With compassion and resolve, Johnson brought the country together over the next weeks and months. The orderly transfer of power on that chaotic November 22, aboard Air Force One, was – and remains – a testimonial to the strength of the Constitution and of our country.
It was 4:22 AM, Saturday, November 23, when President Kennedy’s body arrived at the White House in a Navy ambulance following the autopsy at the Bethesda Naval Hospital. Scores of mourners stood silent outside the White House gates. Black mourning crepe had been hung over the North Portico. Bowl-like lanterns lined the driveway, flickering in the night chill. A marine honor guard marching in funeral cadence led the ambulance carrying the casket and Mrs. Kennedy toward the portico, where members of the other armed forces were represented. In the East Room, a black catafalque, similar to the one used for Abraham Lincoln, awaited Kennedy’s casket.
I was broadcasting the arrival with my Westinghouse colleague Ann Corrick.
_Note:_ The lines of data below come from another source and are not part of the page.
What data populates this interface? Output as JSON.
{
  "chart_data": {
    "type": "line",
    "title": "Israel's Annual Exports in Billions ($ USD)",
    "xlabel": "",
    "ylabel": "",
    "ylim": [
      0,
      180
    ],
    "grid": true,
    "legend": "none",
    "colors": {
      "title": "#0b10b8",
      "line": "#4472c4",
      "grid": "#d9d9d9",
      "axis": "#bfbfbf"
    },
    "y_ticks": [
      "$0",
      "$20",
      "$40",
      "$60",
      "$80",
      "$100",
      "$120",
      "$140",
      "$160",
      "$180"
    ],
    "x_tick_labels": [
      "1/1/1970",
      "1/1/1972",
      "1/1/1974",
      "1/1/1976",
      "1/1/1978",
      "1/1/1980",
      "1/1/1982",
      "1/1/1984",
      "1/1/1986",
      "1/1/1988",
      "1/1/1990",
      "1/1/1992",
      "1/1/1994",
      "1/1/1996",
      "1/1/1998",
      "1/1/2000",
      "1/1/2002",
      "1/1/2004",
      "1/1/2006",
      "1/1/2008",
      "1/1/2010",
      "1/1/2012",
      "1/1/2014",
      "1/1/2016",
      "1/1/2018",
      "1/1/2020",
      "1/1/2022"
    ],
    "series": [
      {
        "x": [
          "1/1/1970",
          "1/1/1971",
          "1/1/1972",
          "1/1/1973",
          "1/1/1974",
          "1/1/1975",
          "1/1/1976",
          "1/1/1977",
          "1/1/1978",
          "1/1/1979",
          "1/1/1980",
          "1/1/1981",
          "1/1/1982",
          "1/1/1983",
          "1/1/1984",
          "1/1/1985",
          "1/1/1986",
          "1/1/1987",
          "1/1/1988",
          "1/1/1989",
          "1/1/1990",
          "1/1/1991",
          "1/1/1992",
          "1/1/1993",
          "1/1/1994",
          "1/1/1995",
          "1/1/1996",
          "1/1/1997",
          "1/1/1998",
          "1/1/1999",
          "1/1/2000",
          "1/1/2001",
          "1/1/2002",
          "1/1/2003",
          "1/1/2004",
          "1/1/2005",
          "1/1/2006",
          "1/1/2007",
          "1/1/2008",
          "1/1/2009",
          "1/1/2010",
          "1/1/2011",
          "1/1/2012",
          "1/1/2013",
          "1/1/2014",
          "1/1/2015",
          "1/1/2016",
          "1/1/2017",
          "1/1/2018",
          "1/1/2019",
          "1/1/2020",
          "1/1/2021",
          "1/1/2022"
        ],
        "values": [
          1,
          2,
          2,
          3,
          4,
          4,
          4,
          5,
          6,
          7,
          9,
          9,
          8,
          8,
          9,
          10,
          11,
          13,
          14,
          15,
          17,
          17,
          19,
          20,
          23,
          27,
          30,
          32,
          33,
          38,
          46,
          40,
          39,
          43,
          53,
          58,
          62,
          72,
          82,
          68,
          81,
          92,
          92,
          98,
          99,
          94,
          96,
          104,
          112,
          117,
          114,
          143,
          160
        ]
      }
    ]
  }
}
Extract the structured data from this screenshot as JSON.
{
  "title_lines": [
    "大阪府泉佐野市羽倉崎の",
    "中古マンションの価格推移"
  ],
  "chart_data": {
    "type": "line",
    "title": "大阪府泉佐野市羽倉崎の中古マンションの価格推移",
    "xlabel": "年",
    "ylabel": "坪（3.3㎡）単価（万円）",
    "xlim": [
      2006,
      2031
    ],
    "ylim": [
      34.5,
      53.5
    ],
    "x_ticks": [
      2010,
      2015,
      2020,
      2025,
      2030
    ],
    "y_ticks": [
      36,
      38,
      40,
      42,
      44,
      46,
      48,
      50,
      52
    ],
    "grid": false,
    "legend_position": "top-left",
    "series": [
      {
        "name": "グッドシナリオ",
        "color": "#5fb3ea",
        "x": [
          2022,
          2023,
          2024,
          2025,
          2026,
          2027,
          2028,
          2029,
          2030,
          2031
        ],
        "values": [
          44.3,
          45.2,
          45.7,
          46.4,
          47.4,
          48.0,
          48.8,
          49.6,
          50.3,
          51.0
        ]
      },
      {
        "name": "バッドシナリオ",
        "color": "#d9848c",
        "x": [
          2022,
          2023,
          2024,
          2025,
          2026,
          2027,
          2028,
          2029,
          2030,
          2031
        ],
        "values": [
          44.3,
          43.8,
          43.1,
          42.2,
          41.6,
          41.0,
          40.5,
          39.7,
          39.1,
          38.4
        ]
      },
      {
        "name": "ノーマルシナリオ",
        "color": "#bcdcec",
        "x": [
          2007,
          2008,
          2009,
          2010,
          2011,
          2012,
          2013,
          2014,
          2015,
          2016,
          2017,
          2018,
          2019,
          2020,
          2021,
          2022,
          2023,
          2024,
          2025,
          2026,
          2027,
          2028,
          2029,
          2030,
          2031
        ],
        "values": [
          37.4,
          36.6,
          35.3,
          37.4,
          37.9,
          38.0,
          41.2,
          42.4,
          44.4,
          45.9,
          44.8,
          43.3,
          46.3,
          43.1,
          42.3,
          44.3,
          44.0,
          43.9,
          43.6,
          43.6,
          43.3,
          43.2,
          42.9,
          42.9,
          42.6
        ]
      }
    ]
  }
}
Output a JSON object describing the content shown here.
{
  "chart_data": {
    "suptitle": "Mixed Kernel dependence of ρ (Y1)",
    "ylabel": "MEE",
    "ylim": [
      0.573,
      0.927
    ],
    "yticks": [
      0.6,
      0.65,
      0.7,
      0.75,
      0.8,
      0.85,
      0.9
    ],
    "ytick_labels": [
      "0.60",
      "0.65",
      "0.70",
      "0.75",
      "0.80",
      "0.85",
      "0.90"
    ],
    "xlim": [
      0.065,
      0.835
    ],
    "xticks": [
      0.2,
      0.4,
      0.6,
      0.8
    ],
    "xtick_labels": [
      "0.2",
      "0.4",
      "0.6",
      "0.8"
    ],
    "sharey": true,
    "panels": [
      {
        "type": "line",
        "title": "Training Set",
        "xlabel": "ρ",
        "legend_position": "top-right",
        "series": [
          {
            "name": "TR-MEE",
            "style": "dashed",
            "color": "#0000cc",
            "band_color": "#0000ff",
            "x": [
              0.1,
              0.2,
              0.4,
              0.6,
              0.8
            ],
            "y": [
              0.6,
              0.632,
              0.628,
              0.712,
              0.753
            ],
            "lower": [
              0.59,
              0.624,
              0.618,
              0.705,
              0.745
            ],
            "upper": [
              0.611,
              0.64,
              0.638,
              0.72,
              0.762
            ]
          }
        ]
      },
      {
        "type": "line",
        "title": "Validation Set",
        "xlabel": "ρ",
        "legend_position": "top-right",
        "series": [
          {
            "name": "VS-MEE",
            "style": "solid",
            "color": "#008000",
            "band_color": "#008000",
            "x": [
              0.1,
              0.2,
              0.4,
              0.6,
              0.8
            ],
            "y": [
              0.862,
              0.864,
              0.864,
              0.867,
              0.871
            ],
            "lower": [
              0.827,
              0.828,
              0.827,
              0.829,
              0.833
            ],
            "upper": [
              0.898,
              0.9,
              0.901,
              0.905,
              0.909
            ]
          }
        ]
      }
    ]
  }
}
I had covered Kennedy from his 1960 election through the debacle of his Bay of Pigs decision, his triumph in the Cuban Missile Crisis, to Dallas. Now he was gone. I chose, unwisely, to close the broadcast with a verse from Robert Frost’s “Stopping by Woods on a Snowy Evening,” a poem often quoted by President Kennedy at the end of his speeches during his presidential campaign:
"The woods are lovely, dark and deep,
But I have promises to keep,
And miles to go before I sleep,
And miles to go before I sleep."
In tears, I was unable to finish it.
-Sid Davis, a lecturer and writer, was White House correspondent for the Westinghouse Broadcasting Company in 1963 and served later as vice president and Washington bureau chief for NBC News. He is a former guest scholar at the Brookings Institution.